Anayasal iktisat

BİZİM neslin üniversiteyi bitirdiği yıllarda "1960 İnkılábı" oldu. Burada sözü edilen inkılábın, bugünkü dildeki karşılığı "askeri darbe"dir. Darbeden önce kamunun dikkati üç değişiklik üzerine çekilmişti.

Bunlar sırasıyla: 1. Yeni bir anayasa yapılması 2. Çift meclis kurulması ve 3. Basına iddialarını ispat hakkı verilmesi. Eğer bunlar gerçekleştirilirse, ülke düze çıkacaktı. Ondan sonra Türkiye’yi tutana aşk olsun. Gazlayıp, gidecek ve çağdaş uygarlık düzeyinin de üstüne çıkacaktık. O gün bu gündür, biz yeni anayasa yapma işini çok sevdik. Sürekli anayasa yaptık veya madde değiştirdik. Şimdi de yeni bir anayasa yapıyoruz. Ömür biter, anayasa tartışması bitmez.

* * *

Darbenin yönetim aygıtı Milli Birlik Komitesi, yeni anayasayı hazırlayan hukuk ulemasından, metne "enflasyon yasaktır" diye bir madde konmasını istemiş. Bu teklif, iktisatçılar arasında çok komik karşılanmıştı. Ben de kıt bilgimle "enflasyon, yasayla önlenemez" diye dalga geçmiştim. Bugün görüyorum ki, hukukla, uygulamalı iktisat arasında sanıldığından çok daha sıkı bir ilişki var. Buna "anayasal iktisat" deniyor. Bu ilişkileri formüle edenlerin başında, Nobel ödüllü iktisatçı James Buchanon gelir. Bizde de Buchanon’un öğrencisi iktisat profesörü Vural Savaş (savcı olmayan) aynı konuda kitap yazmıştır. Amerika’da çalışan parlak ekonomistlerden Timur Kuran da iktisadi kalkınma ile kurumlar ve dolayısıyla hukuk arasındaki ilişkileri incelemektedir. James Buchanon meseleyi "Kurumlar ve yasal kısıtlar, ekonominin işleyişini belirler" şeklinde özetlemiştir.

* * *

Anayasa hukukuyla iktisat arasındaki temel ilişkiler, üç ana başlık altında toplanabilir.

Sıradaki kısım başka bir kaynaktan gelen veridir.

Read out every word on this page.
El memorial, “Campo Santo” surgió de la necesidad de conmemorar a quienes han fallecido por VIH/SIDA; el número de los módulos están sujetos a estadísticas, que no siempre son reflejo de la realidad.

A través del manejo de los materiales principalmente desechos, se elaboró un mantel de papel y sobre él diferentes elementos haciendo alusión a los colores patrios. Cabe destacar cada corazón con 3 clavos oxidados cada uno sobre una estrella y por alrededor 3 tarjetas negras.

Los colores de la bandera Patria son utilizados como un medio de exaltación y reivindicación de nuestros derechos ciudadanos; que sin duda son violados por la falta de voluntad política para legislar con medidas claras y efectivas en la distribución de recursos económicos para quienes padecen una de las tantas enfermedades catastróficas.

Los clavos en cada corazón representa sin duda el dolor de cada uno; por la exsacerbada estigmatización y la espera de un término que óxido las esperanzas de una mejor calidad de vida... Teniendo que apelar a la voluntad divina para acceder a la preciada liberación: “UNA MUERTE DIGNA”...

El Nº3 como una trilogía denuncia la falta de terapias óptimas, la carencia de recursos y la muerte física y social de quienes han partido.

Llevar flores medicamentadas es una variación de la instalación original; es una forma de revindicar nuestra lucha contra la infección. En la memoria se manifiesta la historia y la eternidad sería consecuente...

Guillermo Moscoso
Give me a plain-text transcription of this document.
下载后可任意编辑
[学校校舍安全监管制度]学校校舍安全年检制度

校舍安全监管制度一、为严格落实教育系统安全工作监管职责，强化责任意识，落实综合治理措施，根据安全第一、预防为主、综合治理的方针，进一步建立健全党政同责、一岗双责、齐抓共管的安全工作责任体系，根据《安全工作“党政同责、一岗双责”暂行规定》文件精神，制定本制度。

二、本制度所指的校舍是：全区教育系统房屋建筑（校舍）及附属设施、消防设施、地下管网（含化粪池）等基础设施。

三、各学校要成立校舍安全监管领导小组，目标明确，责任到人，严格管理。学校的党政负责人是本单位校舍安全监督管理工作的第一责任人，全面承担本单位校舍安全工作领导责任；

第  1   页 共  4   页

1. Kamu finansmanı. Merkezi ve yerel yönetimlerinin, vergi toplama, borçlanma ve para harcama yetki ve sorumlulukları.

2. Kamu kurum ve kuruluşlarının, eğitim, sağlık, sosyal güvenlik ve mülki güvenlik başta olmak üzere kamusal hizmetlerin üretimindeki görev ve sorumlulukları.

3. Gayrimenkul mülkiyet hakları. Ekonomide verimliliği arttırmak amacıyla, kentlerde ve kırsal kesimde yapılması gereken toprak reformlarının yasal dayanağının inşası.

Bankacılık, ticaret, borçlar, icra-iflas, rekabet ve benzeri normatif yasalarca getirilen ve serbest pazar ekonomisinin işleyişini düzenleyen kurallar da iktisatla hukuk arasındaki ilişkilerin içinde sayılabilir. Ama o hususlar, burada sözünü ettiğim anayasal iktisat teorisinin dışındadır.

* * *

Yukarıda saydığım üç temel ilişkiden en önemlisi üçüncüsüdür. Esasen sosyalist ekonomi ile kapitalist ekonomi arasındaki esas fark, mülkiyete bakıştan kaynaklanır. Temel mülkiyet "gayrimenkul" mülkiyetidir. Menkul kıymet mülkiyeti bunun bir türevidir. Osmanlı, kapitalist gelişme trenini kaçırmışsa bunun sebebi, kapitalizme uygun bir toprak mülkiyeti hukuku kuramamış olmasıdır. Eğer bugünkü Türk ekonomisi de çağdaşlaşma trenini kaçıracaksa, bunun sebebi de yine toprak mülkiyeti olacaktır.

Son Söz: Ferdi mülkiyet, ekonomik gelişmeyi sınırlayamaz.